查找数字在Pai中出现位置
之前使用Go编程实现查找数字在Pai中出现位置【在这里】,查找10亿位的Pai文件。这次使用Rust多线程实现。Rust擅长命令行程序的编写,因此也编译成命令行模式。
先分析源代码:
fn find_pai_from_current_dir() -> Result<String, Box<dyn Error>> { // 1.1
let current_dir = env::current_dir().unwrap();
let entries = match fs::read_dir(¤t_dir) {
Ok(entries) => entries,
Err(e) => {
eprintln!("Error reading directory: {}", e);
return Err(Box::new(e));
}
};
for entry in entries {
match entry {
Ok(entry) => {
let path = entry.path();
if path.is_file() && path.file_name().and_then(|s| s.to_str()) // 1.2
.map_or(false, |s| s.split(std::path::MAIN_SEPARATOR).last()
.map_or(false, |name| name.starts_with("pi-") && name.ends_with(".txt"))) {
return Ok(path.to_string_lossy().into_owned());
}
},
Err(e) => eprintln!("Error reading entry: {}", e),
}
}
Err(Box::from("PAI file not found in the current directory"))
}标记1.1 这个函数是寻找默认pai文件。

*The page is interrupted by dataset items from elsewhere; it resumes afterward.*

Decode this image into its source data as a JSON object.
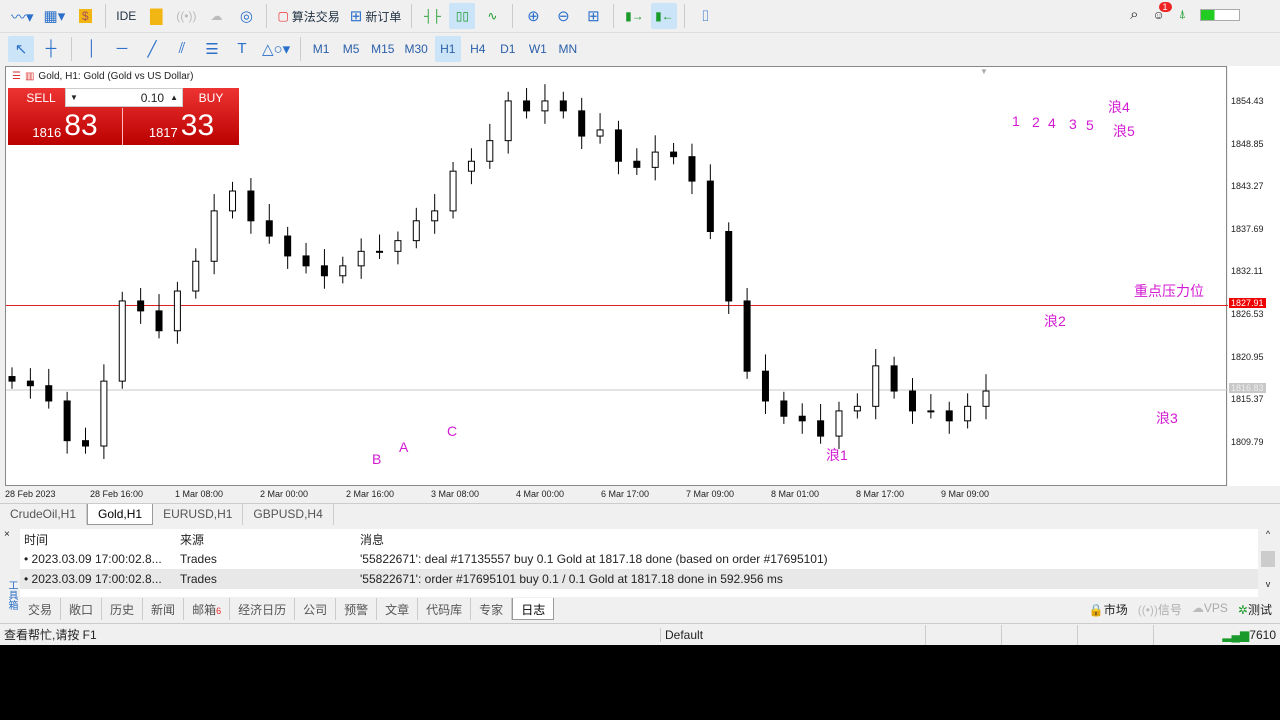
{
  "toolbar1": {
    "ide": "IDE",
    "algo": "算法交易",
    "new_order": "新订单"
  },
  "toolbar2": {
    "timeframes": [
      "M1",
      "M5",
      "M15",
      "M30",
      "H1",
      "H4",
      "D1",
      "W1",
      "MN"
    ],
    "active": "H1"
  },
  "notification_count": "1",
  "chart": {
    "title": "Gold, H1:  Gold (Gold vs US Dollar)",
    "trade_panel": {
      "sell": "SELL",
      "buy": "BUY",
      "volume": "0.10",
      "bid_big": "1816",
      "bid_small": "83",
      "ask_big": "1817",
      "ask_small": "33"
    },
    "labels": {
      "b": "B",
      "a": "A",
      "c": "C",
      "w1": "浪1",
      "w2": "浪2",
      "w3": "浪3",
      "w4": "浪4",
      "w5": "浪5",
      "n1": "1",
      "n2": "2",
      "n4": "4",
      "n3": "3",
      "n5": "5",
      "resistance": "重点压力位"
    },
    "resistance_price": "1827.91",
    "bid_price": "1816.83"
  },
  "chart_data": {
    "type": "candlestick",
    "price_ticks": [
      "1854.43",
      "1848.85",
      "1843.27",
      "1837.69",
      "1832.11",
      "1826.53",
      "1820.95",
      "1815.37",
      "1809.79"
    ],
    "time_ticks": [
      "28 Feb 2023",
      "28 Feb 16:00",
      "1 Mar 08:00",
      "2 Mar 00:00",
      "2 Mar 16:00",
      "3 Mar 08:00",
      "4 Mar 00:00",
      "6 Mar 17:00",
      "7 Mar 09:00",
      "8 Mar 01:00",
      "8 Mar 17:00",
      "9 Mar 09:00"
    ],
    "ylim": [
      1805,
      1860
    ],
    "closes": [
      1818.0,
      1817.4,
      1815.4,
      1810.2,
      1809.5,
      1818.0,
      1828.5,
      1827.2,
      1824.6,
      1829.8,
      1833.7,
      1840.3,
      1842.9,
      1839.0,
      1837.0,
      1834.4,
      1833.1,
      1831.8,
      1833.1,
      1835.0,
      1835.0,
      1836.4,
      1839.0,
      1840.3,
      1845.5,
      1846.8,
      1849.5,
      1854.7,
      1853.4,
      1854.7,
      1853.4,
      1850.1,
      1850.9,
      1846.8,
      1846.0,
      1848.0,
      1847.4,
      1844.2,
      1837.6,
      1828.5,
      1819.3,
      1815.4,
      1813.4,
      1812.8,
      1810.8,
      1814.1,
      1814.7,
      1820.0,
      1816.7,
      1814.1,
      1814.1,
      1812.8,
      1814.7,
      1816.7
    ],
    "hlines": [
      {
        "price": 1827.91,
        "color": "#e02020"
      },
      {
        "price": 1816.83,
        "color": "#c8c8c8"
      }
    ]
  },
  "symbol_tabs": [
    "CrudeOil,H1",
    "Gold,H1",
    "EURUSD,H1",
    "GBPUSD,H4"
  ],
  "active_symbol_tab": "Gold,H1",
  "log": {
    "headers": [
      "时间",
      "来源",
      "消息"
    ],
    "rows": [
      [
        "2023.03.09 17:00:02.8...",
        "Trades",
        "'55822671': deal #17135557 buy 0.1 Gold at 1817.18 done (based on order #17695101)"
      ],
      [
        "2023.03.09 17:00:02.8...",
        "Trades",
        "'55822671': order #17695101 buy 0.1 / 0.1 Gold at 1817.18 done in 592.956 ms"
      ]
    ]
  },
  "toolbox_tabs": [
    "交易",
    "敞口",
    "历史",
    "新闻",
    "邮箱",
    "经济日历",
    "公司",
    "预警",
    "文章",
    "代码库",
    "专家",
    "日志"
  ],
  "mail_count": "6",
  "active_toolbox_tab": "日志",
  "toolbox_label": "工具箱",
  "right_tabs": [
    "市场",
    "信号",
    "VPS",
    "测试"
  ],
  "status": {
    "help": "查看帮忙,请按 F1",
    "profile": "Default",
    "ping": "7610"
  }
}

当命令行没有显式提供pai文件位置,它自动从当前目录寻找
标记1.2 这里使用and_then, and_then作用于Option,对Option中值自动提取,所以path.file_name()返回的是Option,而闭包中的s是解Option后的&OsStr; Rust设计之时没有空值,对可能出错之处就使用Option,这点与Java/Go非常不一样,后者需要不停判断 xyz != Null / xyz != Nil
impl Params { // 2.1
pub fn new(search_number: String, pai_file: String) -> Self {
Params { search_number, pai_file }
}
pub fn check_params(&self) -> Result<(), String> {
// make sure the search_number are all number characters
if !self.search_number.chars().all(|c| c.is_digit(10)) {
return Err("Search number must contain only digits".to_string());
}
// make sure the pai_file exists
if !std::path::Path::new(&self.pai_file).exists() {
return Err(format!("PAI file does not exist: {}", self.pai_file));
}
Ok(())
}
}标记2.1 这里是定义参数结构的,并加方法check_params,注意判断c是否数字的方法is_digit(10), 非常有趣。is_digit还有参数2,8,16,36,可以猜测一下是判断什么的。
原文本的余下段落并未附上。